You may be wondering what this all has to do with gardening.
In the days following 9/11, I learned that one of the firemen who died was Kevin Donnelly. I never knew Kevin as a NYC firefighter. I knew him as a landscaper. Well before landscaping enterprises became a booming business on Long Island, there was Kevin and his van and his lawncare tools.
At the time, I was a young high school student, confused and unsure about who I was. Let me correct that. I knew who I was. I was different, not athletic, alone, nerdy. It’s just that in those days, and at that time in my life, “gay” was not a word that I could have even considered.
Kevin, whom my father knew through the volunteer fire department, offered me a summer job. Every morning, I rode my bike to his house and the two of us, along with his younger brother Brian, spent 12-hour days mowing and raking and sweeping and weeding. It felt great to be part of a “crew,” and Kevin easily made me feel included. With work, we were all equal. His energy and enthusiasm and passion for life and laughter created a camaraderie among us, and work didn’t seem like work at all. Each night after biking home, every muscle ached — and I couldn’t wait to do the same thing the next day.

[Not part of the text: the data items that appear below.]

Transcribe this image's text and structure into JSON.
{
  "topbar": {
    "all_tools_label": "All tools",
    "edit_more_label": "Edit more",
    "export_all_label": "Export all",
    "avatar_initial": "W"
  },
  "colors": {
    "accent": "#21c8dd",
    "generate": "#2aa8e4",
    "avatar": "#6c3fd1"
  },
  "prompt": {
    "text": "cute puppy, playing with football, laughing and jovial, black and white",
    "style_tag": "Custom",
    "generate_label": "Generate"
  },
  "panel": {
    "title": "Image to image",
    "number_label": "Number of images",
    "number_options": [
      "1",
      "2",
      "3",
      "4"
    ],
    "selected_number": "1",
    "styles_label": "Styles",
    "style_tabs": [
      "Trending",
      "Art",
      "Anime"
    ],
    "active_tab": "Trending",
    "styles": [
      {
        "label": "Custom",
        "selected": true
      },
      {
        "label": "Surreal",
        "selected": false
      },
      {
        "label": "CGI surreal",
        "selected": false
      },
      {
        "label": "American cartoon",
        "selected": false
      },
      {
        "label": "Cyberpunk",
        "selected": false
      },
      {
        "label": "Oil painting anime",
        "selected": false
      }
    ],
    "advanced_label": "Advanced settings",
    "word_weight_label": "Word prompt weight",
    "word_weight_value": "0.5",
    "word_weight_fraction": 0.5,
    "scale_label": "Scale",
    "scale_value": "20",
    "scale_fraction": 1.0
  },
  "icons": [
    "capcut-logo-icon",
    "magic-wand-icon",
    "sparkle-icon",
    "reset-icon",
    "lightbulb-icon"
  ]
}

To this day, I look back on that summer as one of the most incredible ones in my life. I was tanned. I was in shape. I was a landscaper.
Each time I mow my own lawn, I think of that summer. Each time I dream of what I would like to do in the next chapter of my life, I think of that summer. Each September 11, I think of that summer. And when I think of that summer, I always think of Kevin Donnelly — who gave one young man so much more than a summer job.